Q: I noticed that nobody uses the “A-word”– atheist–for you. Perhaps it is a step beyond nontheist or humanist. Do you identify as an atheist?

Oates: That’s a good question. I have met Christopher Hitchens once or twice, and he has a book that I’m sure you’ve either read or are aware of titled God is Not Great: How Religion Poisons Everything. He is very adversarial, very eloquent, and very funny in his interviews. And, of course, he is very much a self-declared atheist.
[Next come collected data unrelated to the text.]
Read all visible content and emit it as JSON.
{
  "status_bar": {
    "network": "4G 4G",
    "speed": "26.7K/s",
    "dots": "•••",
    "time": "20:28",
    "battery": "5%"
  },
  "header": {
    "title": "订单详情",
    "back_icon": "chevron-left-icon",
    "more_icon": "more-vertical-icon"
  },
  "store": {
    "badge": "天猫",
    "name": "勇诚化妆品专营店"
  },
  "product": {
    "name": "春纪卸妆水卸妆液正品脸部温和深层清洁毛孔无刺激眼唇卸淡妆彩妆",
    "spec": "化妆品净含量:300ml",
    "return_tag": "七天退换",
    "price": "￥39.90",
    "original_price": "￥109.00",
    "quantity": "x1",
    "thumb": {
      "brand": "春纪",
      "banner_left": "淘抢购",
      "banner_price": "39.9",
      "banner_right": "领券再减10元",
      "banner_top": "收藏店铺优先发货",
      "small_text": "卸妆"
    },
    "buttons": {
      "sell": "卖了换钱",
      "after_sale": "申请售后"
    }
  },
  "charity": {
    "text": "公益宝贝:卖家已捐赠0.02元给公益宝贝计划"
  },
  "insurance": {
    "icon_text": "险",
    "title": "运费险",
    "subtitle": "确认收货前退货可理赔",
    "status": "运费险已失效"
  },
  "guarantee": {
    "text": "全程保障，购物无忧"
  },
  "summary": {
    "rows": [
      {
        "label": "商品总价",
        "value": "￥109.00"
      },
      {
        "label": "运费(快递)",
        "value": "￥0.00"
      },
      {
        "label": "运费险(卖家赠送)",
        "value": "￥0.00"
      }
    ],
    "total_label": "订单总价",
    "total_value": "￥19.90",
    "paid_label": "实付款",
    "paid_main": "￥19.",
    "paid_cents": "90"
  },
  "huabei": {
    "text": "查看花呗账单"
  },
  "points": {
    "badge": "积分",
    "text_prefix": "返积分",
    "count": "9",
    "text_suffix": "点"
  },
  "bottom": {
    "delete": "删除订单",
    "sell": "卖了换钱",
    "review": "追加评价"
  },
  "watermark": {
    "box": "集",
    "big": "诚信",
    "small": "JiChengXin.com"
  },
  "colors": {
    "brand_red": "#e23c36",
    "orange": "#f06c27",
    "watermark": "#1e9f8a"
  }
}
I’m not averse to acknowledging it, but as a novelist and a writer, I really don’t want to confront and be antagonistic toward people. As soon as you declare that you are an atheist, it’s like somebody declaring that he is the son of God; it arouses a lot antagonism. I’m wondering whether it might be better to avoid arousing this antagonism in order to find–not compromise–some common ground.

My good friend, Peter Singer, will declare that he is an atheist and there is a certain bluntness about him. He’s also an animal rights person who will stand up and say very matter-of-factly, “I don’t especially like animals.” So it’s a matter of personal style. Singer has also said there was a time when saying you were gay was confrontational. I think it depends upon the context and on what you want from your audience. My friend Norman Mailer has always felt that when you stand up before an audience, you have to arouse them, maybe to indignation or annoyance. And so he says things that accomplish just that. I’m simply not very confrontational.

Basically, I have characters who present different points of view. Some of them are extremely atheistic and irreverent, and mock religion, which seems very easy to do given the sort of cartoon or caricature aspect of people who have blind faith. Hitchens points out this comic aspect very well, and he is very funny about it. But if you do that, you demonize people and turn them into ridiculous objects. Again, I’m not sure that’s a really good idea, because though you can say religion poisons everything, the fact is that religion seems to be hardwired in our species.

As I suggested in my earlier statements, people are baffled and terrified by the idea of death. They don’t want to be extinct and they don’t want to think that their possible extinction renders their entire lives without worth. Therefore, they project their wishes to some metaphysical zone and create a deity who assures them (and people like them) they’ll live forever. As for the rest of us, we’re going to hell so we don’t really matter. But the deity seems a pure invention to us. I mean, for most of us it seems touching and poignant and childlike as an adventure. But to others it is an archetype lodged deeply into the unconscious. I think we all have this archetype in the unconscious, and to root it out and discuss it in a rational way is very healthy and very good. But I’m not sure it’s a good idea to wave a red flag and annoy other people because we do have to live with them, even the very antagonistic and messianic fundamentalist Christians in our country.

Q: I have a question with regard to your description of H.G. Wells’s evolution, from his early writings to his later work. I’m wondering if that reflects your notion that as one ages and moves on to more mature levels, one becomes more cynical about possibilities.

Oates: No, I think it was basically the time that Wells was living, not the fact that he got older. He lived through World War I and World War II, and then the evidence of the Holocaust was revealed. That is what I was indicating, that the end of the nineteenth century seemed to be a time when intelligent people could be very optimistic and actually believe in the perfectibility of humankind. Now it sounds like a bad joke. But, again, I didn’t mean that as people got older they got more cynical. It was just the period of time.

Well, thank you very much. And don’t get cynical.